My current work focuses on optimizing our own VLIW accelerator code using software pipelining. Based on the method in Steven Muchnick’s book “Advanced Compiler Design And Implementation”, we have implemented a Window Scheduling algorithm and hope to contribute this algorithm to the community.
Motivation:
Our accelerator mainly runs AI operator code. Due to the loops of these operators being unrolled multiple times, such as 4, 8 times, etc., the kernel loop becomes relatively large, usually containing about 80~150 instructions. In addition, similar to other VLIW accelerators, there are many resource conflicts between vector instructions. At this time, the Swing Modulo Scheduling (SMS) algorithm is prone to failure, unable to search for a valid II. By analyzing the hardware model, we believe there is still an opportunity to improve instruction parallelism. Therefore, we have implemented the Window Scheduling algorithm, expecting to achieve better performance.
Algorithm Overview:
This algorithm is also described in Venkatraman Govindaraju’s report “Implementation of Software Pipelining Using Window Scheduling”. The scheduling result is equivalent to Modulo Scheduling with Stage 2, but it is easier to obtain valid results.
The algorithm is mainly divided into two parts:
- Copy the core loop twice, and then adjust the window position multiple times. After each adjustment, use the List scheduling algorithm to calculate the performance of the instructions within the window.
- Select the window position with the best performance, calculate the corresponding instruction order, and generate the corresponding Kernel, Prolog and Epilog code.

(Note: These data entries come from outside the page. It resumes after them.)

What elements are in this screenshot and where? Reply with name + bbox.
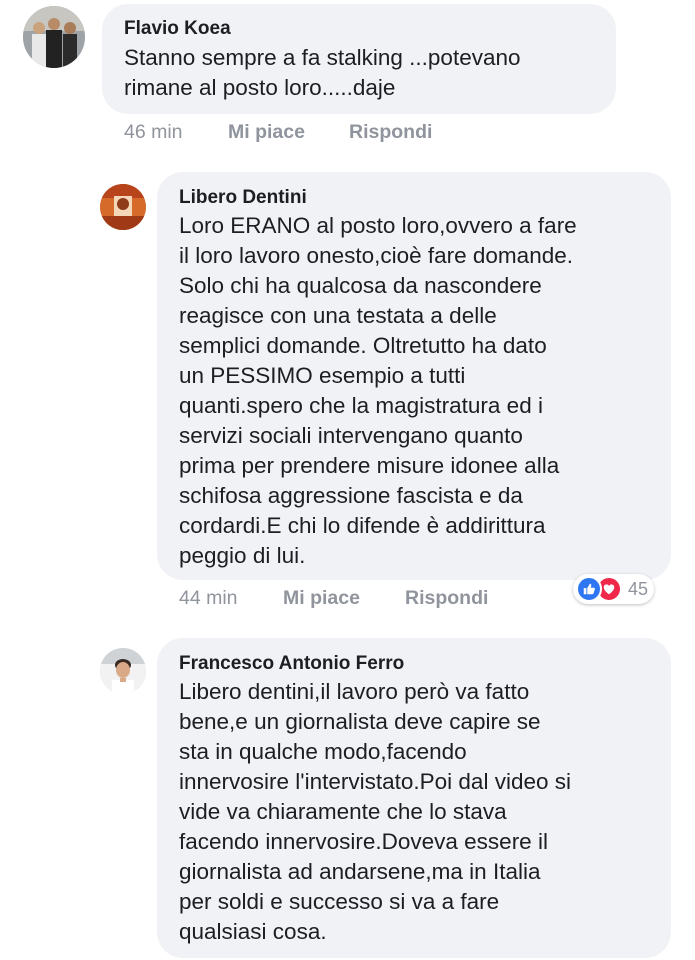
comment-meta: 46 min Mi piace Rispondi: [124, 121, 524, 147]
reactions-summary[interactable]: 45: [573, 574, 655, 604]
like-button[interactable]: Mi piace: [283, 587, 360, 610]
like-icon: [576, 576, 602, 602]
comment-timestamp: 46 min: [124, 121, 183, 143]
comment-meta: 44 min Mi piace Rispondi: [179, 587, 579, 613]
comment-text: Stanno sempre a fa stalking ...potevano …: [124, 45, 521, 100]
reply-button[interactable]: Rispondi: [405, 587, 488, 610]
comment-timestamp: 44 min: [179, 587, 238, 609]
comment-author-name[interactable]: Flavio Koea: [124, 18, 231, 40]
comment-author-name[interactable]: Francesco Antonio Ferro: [179, 653, 404, 675]
comment-text: Libero dentini,il lavoro però va fatto b…: [179, 679, 571, 944]
avatar-flavio-koea[interactable]: [23, 6, 85, 68]
avatar-libero-dentini[interactable]: [100, 184, 146, 230]
comment-text: Loro ERANO al posto loro,ovvero a fare i…: [179, 213, 577, 568]
like-button[interactable]: Mi piace: [228, 121, 305, 144]
avatar-francesco-antonio-ferro[interactable]: [100, 648, 146, 694]
reply-button[interactable]: Rispondi: [349, 121, 432, 144]
reaction-count: 45: [628, 578, 649, 599]
comment-author-name[interactable]: Libero Dentini: [179, 187, 307, 209]
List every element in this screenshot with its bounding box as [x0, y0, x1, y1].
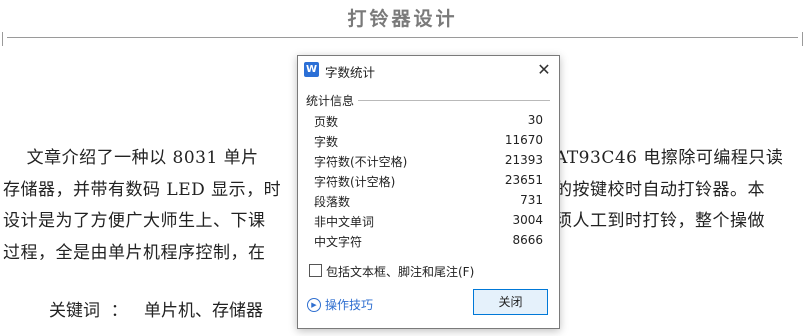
stats-row-chinese-chars: 中文字符 8666: [314, 233, 543, 251]
tips-link[interactable]: ▶ 操作技巧: [307, 296, 373, 312]
stats-label: 字符数(不计空格): [314, 155, 408, 169]
dialog-title: 字数统计: [325, 65, 376, 80]
stats-row-chars-no-spaces: 字符数(不计空格) 21393: [314, 153, 543, 171]
body-text-line-1-right: AT93C46 电擦除可编程只读: [555, 148, 784, 168]
header-divider: [7, 37, 798, 38]
stats-label: 段落数: [314, 195, 351, 209]
stats-value: 11670: [504, 133, 543, 147]
include-textbox-footnotes-checkbox[interactable]: [309, 264, 322, 277]
stats-row-paragraphs: 段落数 731: [314, 193, 543, 211]
document-title: 打铃器设计: [347, 8, 458, 30]
stats-row-chars-with-spaces: 字符数(计空格) 23651: [314, 173, 543, 191]
wps-writer-icon: W: [304, 62, 319, 77]
stats-label: 字符数(计空格): [314, 175, 396, 189]
stats-label: 字数: [314, 135, 339, 149]
header-corner-mark-left: [2, 32, 3, 46]
stats-group-label: 统计信息: [306, 94, 355, 108]
close-icon[interactable]: ✕: [533, 59, 555, 81]
stats-label: 中文字符: [314, 235, 363, 249]
stats-value: 8666: [512, 233, 543, 247]
dialog-titlebar[interactable]: W 字数统计 ✕: [298, 56, 559, 84]
stats-value: 3004: [512, 213, 543, 227]
body-text-line-3-right: 须人工到时打铃，整个操做: [555, 211, 765, 231]
body-text-line-2-right: 的按键校时自动打铃器。本: [555, 180, 765, 200]
play-circle-icon: ▶: [307, 297, 321, 312]
include-textbox-footnotes-label[interactable]: 包括文本框、脚注和尾注(F): [326, 263, 474, 280]
close-button[interactable]: 关闭: [473, 289, 548, 315]
stats-row-non-chinese-words: 非中文单词 3004: [314, 213, 543, 231]
stats-row-words: 字数 11670: [314, 133, 543, 151]
stats-label: 非中文单词: [314, 215, 375, 229]
stats-row-pages: 页数 30: [314, 113, 543, 131]
header-corner-mark-right: [802, 32, 803, 46]
stats-value: 23651: [504, 173, 543, 187]
tips-link-label[interactable]: 操作技巧: [325, 298, 373, 312]
stats-label: 页数: [314, 115, 339, 129]
keywords-line: 关键词 ： 单片机、存储器: [49, 301, 264, 321]
stats-value: 731: [520, 193, 543, 207]
stats-value: 30: [527, 113, 543, 127]
stats-group-divider: [358, 100, 550, 101]
stats-value: 21393: [504, 153, 543, 167]
document-header: 打铃器设计: [0, 0, 805, 48]
word-count-dialog: W 字数统计 ✕ 统计信息 页数 30 字数 11670 字符数(不计空格) 2…: [297, 55, 560, 329]
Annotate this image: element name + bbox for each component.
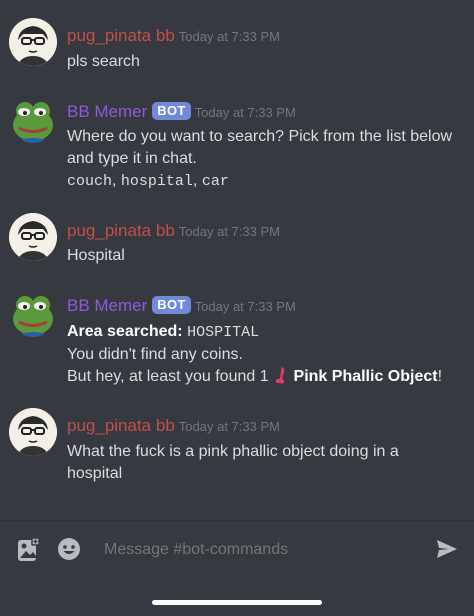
- user-avatar[interactable]: [9, 408, 57, 456]
- gallery-icon[interactable]: [16, 537, 40, 568]
- timestamp: Today at 7:33 PM: [178, 419, 280, 434]
- area-line: Area searched: HOSPITAL: [67, 321, 460, 344]
- found-line: But hey, at least you found 1 Pink Phall…: [67, 366, 460, 391]
- user-avatar[interactable]: [9, 18, 57, 66]
- options-line: couch, hospital, car: [67, 170, 460, 193]
- message-header: BB Memer BOT Today at 7:33 PM: [67, 102, 296, 122]
- message-content: What the fuck is a pink phallic object d…: [67, 441, 460, 485]
- send-icon[interactable]: [436, 539, 458, 564]
- area-label: Area searched:: [67, 323, 183, 340]
- author-name[interactable]: pug_pinata bb: [67, 26, 175, 45]
- message-content: pls search: [67, 51, 460, 73]
- timestamp: Today at 7:33 PM: [178, 29, 280, 44]
- home-indicator[interactable]: [152, 600, 322, 605]
- bot-badge: BOT: [152, 102, 191, 120]
- message-line: Hospital: [67, 247, 125, 264]
- found-prefix: But hey, at least you found 1: [67, 368, 269, 385]
- timestamp: Today at 7:33 PM: [194, 299, 296, 314]
- message-header: pug_pinata bb Today at 7:33 PM: [67, 221, 280, 241]
- pink-object-icon: [273, 366, 289, 391]
- message-line: You didn't find any coins.: [67, 346, 243, 363]
- emoji-icon[interactable]: [57, 537, 81, 566]
- option-code: car: [201, 173, 229, 190]
- message-line: What the fuck is a pink phallic object d…: [67, 443, 399, 460]
- message-input[interactable]: [102, 540, 366, 560]
- separator: ,: [192, 172, 202, 189]
- message-line: Where do you want to search? Pick from t…: [67, 128, 453, 145]
- separator: ,: [112, 172, 121, 189]
- item-name: Pink Phallic Object: [293, 368, 438, 385]
- author-name[interactable]: BB Memer: [67, 102, 147, 121]
- timestamp: Today at 7:33 PM: [178, 224, 280, 239]
- found-suffix: !: [437, 368, 443, 385]
- timestamp: Today at 7:33 PM: [194, 105, 296, 120]
- message-header: BB Memer BOT Today at 7:33 PM: [67, 296, 296, 316]
- option-code: couch: [67, 173, 113, 190]
- message-line: pls search: [67, 53, 140, 70]
- user-avatar[interactable]: [9, 213, 57, 261]
- message-line: hospital: [67, 465, 123, 482]
- message-header: pug_pinata bb Today at 7:33 PM: [67, 416, 280, 436]
- bot-badge: BOT: [152, 296, 191, 314]
- message-content: Where do you want to search? Pick from t…: [67, 126, 460, 193]
- author-name[interactable]: BB Memer: [67, 296, 147, 315]
- message-line: and type it in chat.: [67, 150, 197, 167]
- bot-avatar[interactable]: [9, 289, 57, 337]
- bot-avatar[interactable]: [9, 95, 57, 143]
- area-value: HOSPITAL: [187, 324, 260, 341]
- author-name[interactable]: pug_pinata bb: [67, 416, 175, 435]
- message-content: Area searched: HOSPITAL You didn't find …: [67, 321, 460, 391]
- message-content: Hospital: [67, 245, 460, 267]
- author-name[interactable]: pug_pinata bb: [67, 221, 175, 240]
- message-header: pug_pinata bb Today at 7:33 PM: [67, 26, 280, 46]
- option-code: hospital: [120, 173, 193, 190]
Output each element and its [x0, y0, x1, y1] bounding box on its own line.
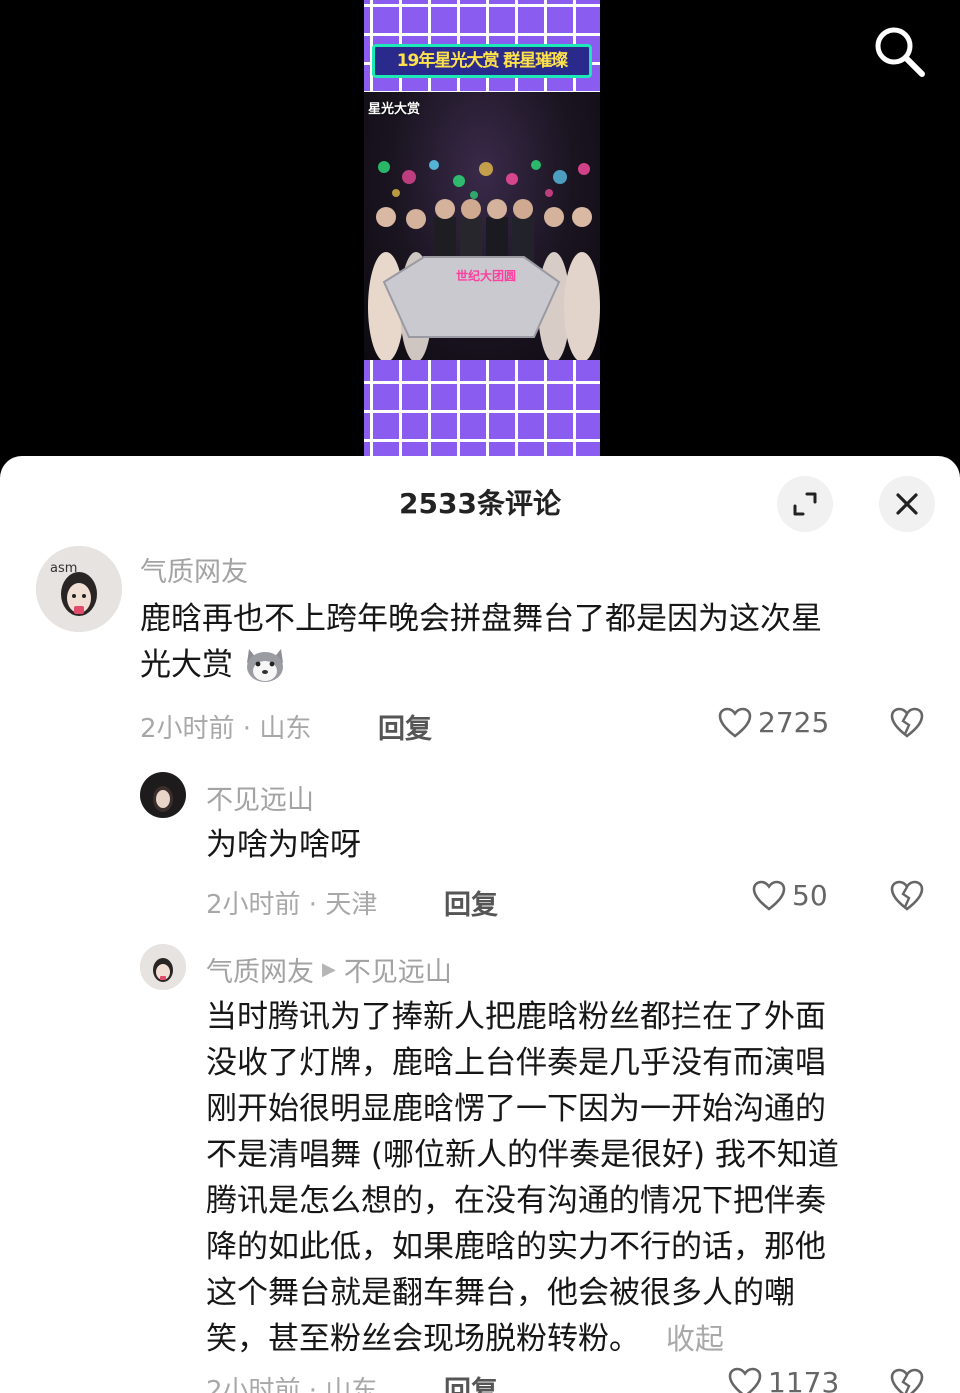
close-button[interactable] — [879, 476, 935, 532]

The computational complexity of this algorithm is n times that of List scheduling and is mainly used in scenarios where the performance is highly concerned. In engineering, we made some simplifications to reduce the computational complexity, such as changing the method of adjusting window positions.
Integration with LLVM:
I initially want to make the Window Scheduling algorithm a supplement to the SMS algorithm, and use it when SMS fails. I will create a new WindowSchedulerDAG, inheriting from the ScheduleDAGInstrs class. This class implements the Window Scheduling algorithm and also calls the existing List scheduling algorithm multiple times to calculate the scheduling performance after the window is moved.
Performance Evaluation:
On our accelerator, compared with the commonly used List Schedule algorithm, the loop kernel performance of Activation operators can be increased by more than 10% (when the SMS algorithm fails). Note that this result is related to the microarchitecture of the Target, and the main influencing factor is the severity of resource conflicts between instructions.
Request for Comments:
I would like to know if the Window Scheduling algorithm is suitable for contributing to the community, and I am also happy to discuss the implementation details of this algorithm with everyone.